Oakland, Calif. – This week, technologist Ashkan Soltani testified before the United Kingdom House of Commons Digital, Culture, Media and Sport International Grand Committee following separate testimony by Richard Allan, Facebook’s vice president for policy solutions. Soltani helped write the California Consumer Privacy Act with Californians for Consumer Privacy Chair Alastair Mactaggart, and is an expert on consumer privacy and technology policy.
Soltani’s testimony highlighted Facebook’s relationship with users’ data privacy, including lobbying efforts currently underway to federally preempt newly-passed consumer privacy rights in California with the California Consumer Privacy Act (AB 375). This year, Facebook contributed $200,000 to the corporate campaign opposing consumer privacy rights in California.
Below are excerpts from his testimony:
“In short, I found that time and time again Facebook allows developers to access personal information of users and their friends, in contrast to their privacy settings and their policy statements. This architecture means that if a bad actor gets a hold of these tokens, such as in the case of Pinterest, there is very little the user can do to prevent their information from being accessed. Facebook prioritizes these developers over their users.
“I think it was best laid out in Mr. Allan’s ‘win-win-win’ comments, that ‘the platform enables things we are not going to do and they are going to do.’ Right? Facebook gets more engagement from the platform; Facebook users do things that Facebook does not normally provide; and developers get access to a large consumer base.”
“Additionally, from my experience I do not think Facebook is able to govern itself in this area. From my observations of public data as well as my conversations with multiple stakeholders inside the company, my understanding is that senior leadership simply does not prioritize these issues seriously and they will continue to do the bare minimum necessary to pass through the compliance regimes, but will absolutely continue to make these mistakes as their priority is monetization of user data.”
“In the lead up to the passing of the California Consumer Privacy Act, Facebook came out publicly in support it but was in fact still lobbying behind the scenes against it. We have seen that time and again.
“This is currently the first time I have seen in the US when the Administration, Congress and the companies are all aligned to pass federal privacy legislation, primarily to pre-empt the California law and to potentially give them carve-outs from GDPR, because the conservative Administration feels like it might be oppressive to business.
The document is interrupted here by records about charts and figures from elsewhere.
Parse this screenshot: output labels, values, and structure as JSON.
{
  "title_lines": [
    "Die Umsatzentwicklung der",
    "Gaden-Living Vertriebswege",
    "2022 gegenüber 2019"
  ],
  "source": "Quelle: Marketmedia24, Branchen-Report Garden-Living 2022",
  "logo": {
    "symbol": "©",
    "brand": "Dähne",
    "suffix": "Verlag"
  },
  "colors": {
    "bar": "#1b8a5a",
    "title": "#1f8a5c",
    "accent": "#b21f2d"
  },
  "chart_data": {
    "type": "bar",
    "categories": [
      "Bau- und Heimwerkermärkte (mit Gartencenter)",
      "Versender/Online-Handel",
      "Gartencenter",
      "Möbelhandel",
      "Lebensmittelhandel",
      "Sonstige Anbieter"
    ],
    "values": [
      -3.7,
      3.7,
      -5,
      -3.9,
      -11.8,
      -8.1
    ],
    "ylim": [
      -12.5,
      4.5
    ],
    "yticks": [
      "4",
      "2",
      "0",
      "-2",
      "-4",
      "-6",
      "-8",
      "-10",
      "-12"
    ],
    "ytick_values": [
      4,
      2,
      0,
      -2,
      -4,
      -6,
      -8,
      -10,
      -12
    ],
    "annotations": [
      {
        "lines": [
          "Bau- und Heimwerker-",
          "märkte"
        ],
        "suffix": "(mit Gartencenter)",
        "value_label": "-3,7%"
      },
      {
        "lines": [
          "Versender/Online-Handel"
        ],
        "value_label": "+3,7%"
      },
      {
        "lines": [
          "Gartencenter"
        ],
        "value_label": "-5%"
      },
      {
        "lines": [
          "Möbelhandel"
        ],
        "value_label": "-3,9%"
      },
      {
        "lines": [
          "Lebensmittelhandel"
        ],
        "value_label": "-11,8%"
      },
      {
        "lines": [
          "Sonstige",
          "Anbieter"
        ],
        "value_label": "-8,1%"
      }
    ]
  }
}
My understanding is that Facebook is very involved in that process.”
The United Kingdom Information Commissioner Elizabeth Denham also echoed the call for the platform to be regulated, and the belief that the company misrepresented their practices:
“Elizabeth Denham: After a nine-month investigation, we issued a fine in October of this year. It was the maximum fine that was available to us under the previous regime and I stand by the findings and the enforcement action by my office. That said, any organisation—any company—has the right of appeal. But I was really disappointed by Facebook’s statement in the context of the appeal, because I do think that they misrepresented the fact of our finding and the rationale for issuing that fine.”
“Facebook broke data protection law, and it is disingenuous for Facebook to compare that to email forwarding, because that is not what it is about; it is about the release of users’ profile information without their knowledge and consent. That is messages and likes; that is their profile.
I guess that, at the end of the day, I am really disappointed that one of the most innovative companies in the world—because great things happen on Facebook—have not replicated their innovation in ways that protect people’s privacy online. That is how I would summarise it, Mr Angus.”
“Elizabeth Denham: I believe that the time for self-regulation in this context is over. My recommendation to the Committee for consideration is that, because of the public concern about these internet harms around content and conduct online, Parliament needs to define the outcomes. There needs to be a set of standards that are agreed and a regulator has to be equipped with the right powers to be able to review the activities of the companies.”
To read Commissioner Denham’s full testimony, click here.
About the California Consumer Privacy Act:
The California Consumer Privacy Act started as a ballot referendum signed by 629,000 Californians to place it on the November ballot. After the initiative qualified, the California State Legislature passed groundbreaking consumer privacy legislation AB 375 in June 2018, which was signed into law by California Governor Jerry Brown.